Les hôteliers exultent !
Ces prix à la nuitée qui progressent aussi vite, sinon plus, que l’inflation ne font pas que des malheureux et les hôteliers n’hésitent d’ailleurs pas à rebondir sur les données publiées par Airbnb pour justifier leur combat permanent contre les locations meublées. Selon eux, cette économie a sabré celle des établissements hôteliers qui, pour tenir le choc, avaient dû baisser leurs prix à des niveaux qui n’auraient pas été tenables dans la durée. La remontée des prix, selon eux, n’est donc qu’une correction d’un biais économique introduit par l’essor des locations meublées et non le contraire…
La confrontation des arguments des différentes parties (Airbnb et les propriétaires, les élus locaux et les hôteliers) ne fait donc que (re)commencer dans une environnement qui risque de se tendre de manière croissante avec l’arrivée de nouveaux groupes de pression.
Par exemple, à NYC, des associations défendant les droits des personnes en situation de handicap, soutenues par Airbnb et des organisations telles que Restore Homeowners Autonomy & Rights (RHOAR), ont réagi en mettant en lumière plusieurs effets similaires à ceux constatés à Paris, dans l’étude Oxford Economics: persistance du manque de logements longue durée, hausse continue des loyers et baisse des revenus touristiques dans certains quartiers.

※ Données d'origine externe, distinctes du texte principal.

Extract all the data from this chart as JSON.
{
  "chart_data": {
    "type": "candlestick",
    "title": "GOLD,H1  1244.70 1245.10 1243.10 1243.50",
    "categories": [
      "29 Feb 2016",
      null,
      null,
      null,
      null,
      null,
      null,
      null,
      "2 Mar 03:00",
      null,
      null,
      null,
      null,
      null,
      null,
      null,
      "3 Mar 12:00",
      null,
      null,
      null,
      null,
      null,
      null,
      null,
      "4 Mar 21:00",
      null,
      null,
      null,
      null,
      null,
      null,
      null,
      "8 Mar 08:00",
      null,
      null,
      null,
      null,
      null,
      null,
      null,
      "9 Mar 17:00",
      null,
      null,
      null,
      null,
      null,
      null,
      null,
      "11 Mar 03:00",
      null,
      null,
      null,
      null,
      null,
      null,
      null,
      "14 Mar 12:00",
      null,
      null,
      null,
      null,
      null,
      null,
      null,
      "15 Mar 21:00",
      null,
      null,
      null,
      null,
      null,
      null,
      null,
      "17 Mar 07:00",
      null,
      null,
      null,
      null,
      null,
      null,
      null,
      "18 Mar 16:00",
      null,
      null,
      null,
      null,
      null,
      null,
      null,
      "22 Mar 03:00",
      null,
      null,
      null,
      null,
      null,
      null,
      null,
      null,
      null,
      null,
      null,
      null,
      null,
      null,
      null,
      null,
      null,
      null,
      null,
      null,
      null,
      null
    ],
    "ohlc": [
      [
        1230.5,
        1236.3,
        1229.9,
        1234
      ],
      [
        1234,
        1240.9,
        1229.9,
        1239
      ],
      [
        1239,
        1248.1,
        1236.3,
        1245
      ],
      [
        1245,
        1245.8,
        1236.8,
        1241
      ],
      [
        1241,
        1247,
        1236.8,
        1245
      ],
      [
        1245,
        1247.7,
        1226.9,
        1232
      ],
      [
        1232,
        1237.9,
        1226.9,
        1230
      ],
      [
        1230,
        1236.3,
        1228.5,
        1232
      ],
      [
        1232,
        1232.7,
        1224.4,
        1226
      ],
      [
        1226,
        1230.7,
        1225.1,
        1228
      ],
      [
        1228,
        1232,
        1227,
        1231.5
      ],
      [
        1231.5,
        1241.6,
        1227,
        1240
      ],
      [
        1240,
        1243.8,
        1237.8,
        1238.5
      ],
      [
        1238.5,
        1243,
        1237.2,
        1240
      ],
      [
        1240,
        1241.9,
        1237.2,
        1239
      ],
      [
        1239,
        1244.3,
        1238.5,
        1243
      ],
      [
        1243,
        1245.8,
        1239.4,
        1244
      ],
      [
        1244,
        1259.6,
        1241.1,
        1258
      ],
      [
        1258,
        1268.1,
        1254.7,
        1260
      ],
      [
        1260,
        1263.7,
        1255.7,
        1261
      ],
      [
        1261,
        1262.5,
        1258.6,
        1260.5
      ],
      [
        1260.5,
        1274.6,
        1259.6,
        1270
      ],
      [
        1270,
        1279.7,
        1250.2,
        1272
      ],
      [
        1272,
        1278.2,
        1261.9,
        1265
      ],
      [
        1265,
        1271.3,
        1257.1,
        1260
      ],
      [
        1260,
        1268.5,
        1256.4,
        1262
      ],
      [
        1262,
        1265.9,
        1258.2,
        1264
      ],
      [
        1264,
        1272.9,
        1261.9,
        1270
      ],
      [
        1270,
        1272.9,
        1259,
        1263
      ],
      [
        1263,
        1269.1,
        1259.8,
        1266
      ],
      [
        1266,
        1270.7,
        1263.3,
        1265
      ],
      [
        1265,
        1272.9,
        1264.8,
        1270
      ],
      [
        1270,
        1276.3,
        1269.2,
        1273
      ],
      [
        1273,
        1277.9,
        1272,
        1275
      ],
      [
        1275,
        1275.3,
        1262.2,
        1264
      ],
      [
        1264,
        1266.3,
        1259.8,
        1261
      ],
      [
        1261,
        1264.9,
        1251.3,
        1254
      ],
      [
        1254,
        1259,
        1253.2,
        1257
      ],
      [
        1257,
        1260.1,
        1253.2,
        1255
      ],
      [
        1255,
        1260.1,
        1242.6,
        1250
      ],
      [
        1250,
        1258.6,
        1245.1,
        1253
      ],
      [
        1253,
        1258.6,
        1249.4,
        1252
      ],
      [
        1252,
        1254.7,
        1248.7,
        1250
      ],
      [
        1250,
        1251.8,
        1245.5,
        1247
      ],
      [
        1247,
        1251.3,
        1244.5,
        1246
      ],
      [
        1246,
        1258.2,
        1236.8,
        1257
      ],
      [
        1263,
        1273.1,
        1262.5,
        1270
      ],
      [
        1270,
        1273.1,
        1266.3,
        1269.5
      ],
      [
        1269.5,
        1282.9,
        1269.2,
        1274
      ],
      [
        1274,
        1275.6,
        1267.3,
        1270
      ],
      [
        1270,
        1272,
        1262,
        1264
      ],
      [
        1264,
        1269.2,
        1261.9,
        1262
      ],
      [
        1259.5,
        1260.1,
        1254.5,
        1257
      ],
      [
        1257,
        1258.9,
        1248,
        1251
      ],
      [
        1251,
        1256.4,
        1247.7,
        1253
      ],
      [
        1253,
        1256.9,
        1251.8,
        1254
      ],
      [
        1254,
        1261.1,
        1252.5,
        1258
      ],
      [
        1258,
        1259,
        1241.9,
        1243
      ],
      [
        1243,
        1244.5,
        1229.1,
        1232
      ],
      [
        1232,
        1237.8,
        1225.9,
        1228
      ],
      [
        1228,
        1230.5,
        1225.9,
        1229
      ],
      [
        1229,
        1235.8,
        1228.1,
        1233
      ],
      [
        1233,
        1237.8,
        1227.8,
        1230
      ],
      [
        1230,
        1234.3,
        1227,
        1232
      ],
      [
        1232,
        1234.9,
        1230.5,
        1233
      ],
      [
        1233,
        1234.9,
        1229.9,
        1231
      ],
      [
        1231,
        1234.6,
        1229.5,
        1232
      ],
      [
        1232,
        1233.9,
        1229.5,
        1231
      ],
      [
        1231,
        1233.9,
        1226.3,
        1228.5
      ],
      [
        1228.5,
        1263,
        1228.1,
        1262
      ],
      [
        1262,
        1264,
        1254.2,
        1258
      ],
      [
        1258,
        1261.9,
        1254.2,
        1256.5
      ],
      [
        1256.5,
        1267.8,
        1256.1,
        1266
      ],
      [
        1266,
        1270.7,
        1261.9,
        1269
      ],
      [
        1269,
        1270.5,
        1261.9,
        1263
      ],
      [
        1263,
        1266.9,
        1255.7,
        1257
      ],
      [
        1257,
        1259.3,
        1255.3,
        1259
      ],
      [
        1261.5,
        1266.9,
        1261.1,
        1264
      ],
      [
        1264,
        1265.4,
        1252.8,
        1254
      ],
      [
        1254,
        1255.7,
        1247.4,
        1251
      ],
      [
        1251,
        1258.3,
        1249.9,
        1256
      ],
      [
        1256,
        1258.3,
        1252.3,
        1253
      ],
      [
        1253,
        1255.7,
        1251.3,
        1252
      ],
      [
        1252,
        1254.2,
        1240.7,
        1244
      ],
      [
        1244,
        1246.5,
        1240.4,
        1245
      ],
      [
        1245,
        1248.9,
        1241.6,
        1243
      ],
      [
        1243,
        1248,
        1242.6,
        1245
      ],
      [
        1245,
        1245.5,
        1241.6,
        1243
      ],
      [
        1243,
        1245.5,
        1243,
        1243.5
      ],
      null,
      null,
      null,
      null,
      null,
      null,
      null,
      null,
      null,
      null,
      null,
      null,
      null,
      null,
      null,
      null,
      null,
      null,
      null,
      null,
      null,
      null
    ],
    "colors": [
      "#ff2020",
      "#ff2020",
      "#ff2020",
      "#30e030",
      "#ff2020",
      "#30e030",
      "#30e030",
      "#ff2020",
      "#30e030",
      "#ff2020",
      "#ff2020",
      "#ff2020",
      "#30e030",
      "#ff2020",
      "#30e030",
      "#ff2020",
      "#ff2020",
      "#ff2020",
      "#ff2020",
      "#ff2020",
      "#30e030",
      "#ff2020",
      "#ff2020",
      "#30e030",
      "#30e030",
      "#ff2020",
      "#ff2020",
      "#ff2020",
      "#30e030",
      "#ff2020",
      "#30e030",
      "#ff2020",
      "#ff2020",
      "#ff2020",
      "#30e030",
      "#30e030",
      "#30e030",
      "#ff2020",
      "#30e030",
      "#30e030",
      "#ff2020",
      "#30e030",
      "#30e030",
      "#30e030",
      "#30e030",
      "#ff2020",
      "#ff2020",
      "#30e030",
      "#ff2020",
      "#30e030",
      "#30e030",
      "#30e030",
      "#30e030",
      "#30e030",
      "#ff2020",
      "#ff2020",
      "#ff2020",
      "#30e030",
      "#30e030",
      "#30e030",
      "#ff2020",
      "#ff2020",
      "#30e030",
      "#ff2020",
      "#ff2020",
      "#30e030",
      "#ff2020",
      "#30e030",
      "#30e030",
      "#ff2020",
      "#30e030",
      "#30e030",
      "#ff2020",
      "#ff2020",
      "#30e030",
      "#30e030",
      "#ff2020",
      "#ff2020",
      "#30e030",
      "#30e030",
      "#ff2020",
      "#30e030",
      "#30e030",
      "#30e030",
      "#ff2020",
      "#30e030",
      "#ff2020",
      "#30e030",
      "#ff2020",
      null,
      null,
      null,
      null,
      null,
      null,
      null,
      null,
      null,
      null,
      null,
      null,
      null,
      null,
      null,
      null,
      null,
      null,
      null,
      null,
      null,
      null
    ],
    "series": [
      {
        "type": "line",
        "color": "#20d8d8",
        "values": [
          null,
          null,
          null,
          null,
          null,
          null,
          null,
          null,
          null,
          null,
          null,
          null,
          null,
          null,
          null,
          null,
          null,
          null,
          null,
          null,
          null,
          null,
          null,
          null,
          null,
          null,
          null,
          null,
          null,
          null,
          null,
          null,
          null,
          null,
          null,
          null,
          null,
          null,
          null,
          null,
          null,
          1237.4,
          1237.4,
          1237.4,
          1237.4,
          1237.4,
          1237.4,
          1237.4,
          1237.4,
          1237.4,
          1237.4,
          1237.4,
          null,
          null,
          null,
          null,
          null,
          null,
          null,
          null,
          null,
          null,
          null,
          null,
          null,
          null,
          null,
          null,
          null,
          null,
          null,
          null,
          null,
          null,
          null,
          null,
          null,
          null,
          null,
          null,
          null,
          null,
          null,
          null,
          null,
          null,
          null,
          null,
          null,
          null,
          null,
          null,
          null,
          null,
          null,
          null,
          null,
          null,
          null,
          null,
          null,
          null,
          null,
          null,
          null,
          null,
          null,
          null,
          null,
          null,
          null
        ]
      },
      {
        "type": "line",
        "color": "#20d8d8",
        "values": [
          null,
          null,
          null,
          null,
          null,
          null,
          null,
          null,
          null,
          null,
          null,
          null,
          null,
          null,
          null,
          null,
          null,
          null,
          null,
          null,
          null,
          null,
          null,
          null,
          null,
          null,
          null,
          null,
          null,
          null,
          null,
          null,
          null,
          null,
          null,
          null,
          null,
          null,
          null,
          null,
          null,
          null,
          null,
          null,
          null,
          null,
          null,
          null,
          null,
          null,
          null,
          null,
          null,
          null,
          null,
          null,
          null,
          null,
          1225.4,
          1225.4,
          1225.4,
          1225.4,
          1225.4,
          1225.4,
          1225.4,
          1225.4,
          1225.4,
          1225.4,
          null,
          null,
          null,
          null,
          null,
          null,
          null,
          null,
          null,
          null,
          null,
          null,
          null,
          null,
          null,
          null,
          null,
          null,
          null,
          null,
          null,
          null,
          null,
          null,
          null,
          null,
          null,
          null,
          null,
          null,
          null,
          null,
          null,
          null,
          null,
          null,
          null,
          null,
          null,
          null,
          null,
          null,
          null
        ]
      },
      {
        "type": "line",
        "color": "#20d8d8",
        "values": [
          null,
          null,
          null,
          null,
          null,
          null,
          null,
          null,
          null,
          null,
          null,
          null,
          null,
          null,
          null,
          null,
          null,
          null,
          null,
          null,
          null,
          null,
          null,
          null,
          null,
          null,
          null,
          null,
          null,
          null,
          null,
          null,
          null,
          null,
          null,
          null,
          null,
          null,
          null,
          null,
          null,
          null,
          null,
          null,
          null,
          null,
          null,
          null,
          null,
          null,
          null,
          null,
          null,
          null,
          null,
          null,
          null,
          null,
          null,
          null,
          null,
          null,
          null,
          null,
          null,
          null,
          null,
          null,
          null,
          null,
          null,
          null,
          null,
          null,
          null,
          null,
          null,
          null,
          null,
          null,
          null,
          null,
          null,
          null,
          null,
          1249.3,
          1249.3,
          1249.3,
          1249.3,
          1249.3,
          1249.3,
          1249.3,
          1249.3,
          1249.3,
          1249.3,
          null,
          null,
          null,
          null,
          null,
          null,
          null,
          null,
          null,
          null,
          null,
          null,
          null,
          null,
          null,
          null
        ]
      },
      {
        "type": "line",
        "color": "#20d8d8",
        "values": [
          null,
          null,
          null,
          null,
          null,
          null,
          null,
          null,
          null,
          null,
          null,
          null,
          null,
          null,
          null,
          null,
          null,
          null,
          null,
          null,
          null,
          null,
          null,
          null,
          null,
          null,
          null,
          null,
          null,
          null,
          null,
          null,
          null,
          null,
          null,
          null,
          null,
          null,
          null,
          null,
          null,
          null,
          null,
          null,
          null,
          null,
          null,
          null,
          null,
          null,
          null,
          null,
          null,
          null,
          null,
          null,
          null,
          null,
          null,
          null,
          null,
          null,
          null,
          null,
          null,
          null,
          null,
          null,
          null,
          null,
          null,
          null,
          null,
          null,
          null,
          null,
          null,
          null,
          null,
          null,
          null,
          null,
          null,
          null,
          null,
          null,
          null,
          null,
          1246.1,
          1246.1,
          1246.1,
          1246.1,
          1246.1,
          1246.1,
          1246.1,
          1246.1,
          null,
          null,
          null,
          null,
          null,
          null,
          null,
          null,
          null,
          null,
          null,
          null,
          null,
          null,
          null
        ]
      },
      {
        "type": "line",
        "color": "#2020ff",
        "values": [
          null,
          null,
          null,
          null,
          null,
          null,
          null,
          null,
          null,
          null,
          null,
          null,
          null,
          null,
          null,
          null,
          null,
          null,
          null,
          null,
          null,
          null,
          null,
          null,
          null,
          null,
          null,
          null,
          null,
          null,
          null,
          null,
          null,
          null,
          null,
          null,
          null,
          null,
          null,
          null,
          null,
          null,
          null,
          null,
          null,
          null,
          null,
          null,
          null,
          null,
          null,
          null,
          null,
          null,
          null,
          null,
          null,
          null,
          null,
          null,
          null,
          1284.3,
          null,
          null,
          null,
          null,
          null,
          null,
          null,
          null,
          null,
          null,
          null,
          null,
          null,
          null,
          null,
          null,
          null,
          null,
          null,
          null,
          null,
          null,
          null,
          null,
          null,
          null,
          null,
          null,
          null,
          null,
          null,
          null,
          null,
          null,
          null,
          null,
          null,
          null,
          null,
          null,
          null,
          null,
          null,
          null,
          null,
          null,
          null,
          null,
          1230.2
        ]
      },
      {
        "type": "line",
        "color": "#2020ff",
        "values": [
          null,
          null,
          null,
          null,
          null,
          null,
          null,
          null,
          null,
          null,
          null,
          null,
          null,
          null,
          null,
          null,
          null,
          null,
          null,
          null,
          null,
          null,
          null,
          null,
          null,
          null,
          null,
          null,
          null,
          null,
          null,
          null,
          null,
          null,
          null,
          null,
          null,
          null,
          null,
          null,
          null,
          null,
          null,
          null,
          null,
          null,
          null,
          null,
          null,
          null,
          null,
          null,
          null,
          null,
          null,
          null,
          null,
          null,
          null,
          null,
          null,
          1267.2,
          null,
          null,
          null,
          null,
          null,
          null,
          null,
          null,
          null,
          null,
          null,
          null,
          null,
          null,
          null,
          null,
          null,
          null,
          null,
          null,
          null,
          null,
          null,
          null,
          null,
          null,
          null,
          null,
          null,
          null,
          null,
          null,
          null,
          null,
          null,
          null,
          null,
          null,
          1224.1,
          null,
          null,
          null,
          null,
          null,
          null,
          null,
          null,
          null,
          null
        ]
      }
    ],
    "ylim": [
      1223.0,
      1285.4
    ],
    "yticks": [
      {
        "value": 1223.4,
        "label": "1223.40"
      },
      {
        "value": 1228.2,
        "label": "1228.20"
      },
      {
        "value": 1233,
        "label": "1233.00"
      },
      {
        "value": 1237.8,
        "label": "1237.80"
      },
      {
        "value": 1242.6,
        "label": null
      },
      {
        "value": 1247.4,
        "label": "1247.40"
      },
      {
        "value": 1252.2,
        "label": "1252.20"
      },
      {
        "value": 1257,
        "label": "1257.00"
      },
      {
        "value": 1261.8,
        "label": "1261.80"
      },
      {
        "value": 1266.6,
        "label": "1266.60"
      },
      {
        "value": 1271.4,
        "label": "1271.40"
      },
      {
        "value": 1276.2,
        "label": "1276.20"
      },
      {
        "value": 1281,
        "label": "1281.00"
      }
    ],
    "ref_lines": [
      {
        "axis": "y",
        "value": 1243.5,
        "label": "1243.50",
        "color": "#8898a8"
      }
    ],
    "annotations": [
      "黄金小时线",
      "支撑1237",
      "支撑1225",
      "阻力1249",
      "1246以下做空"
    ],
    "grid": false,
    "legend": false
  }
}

À Brooklyn, par exemple, la perte se chiffrerait à 1,6 Milliards $ de revenus touristiques et 17.500 emplois permanents … Sur l’île de Manathan, la perte serait proche des 900 Millions $ de revenus annuels.
Selon ces groupes de pressions, comme à Paris, la loi n’aurait pas atteint ses objectifs initiaux et aurait eu des répercussions négatives imprévues sur l’économie locale et le marché immobilier. Il faut dire que, dans certains pays, les actions de ces groupes de pression commencent aussi à porter leurs fruits …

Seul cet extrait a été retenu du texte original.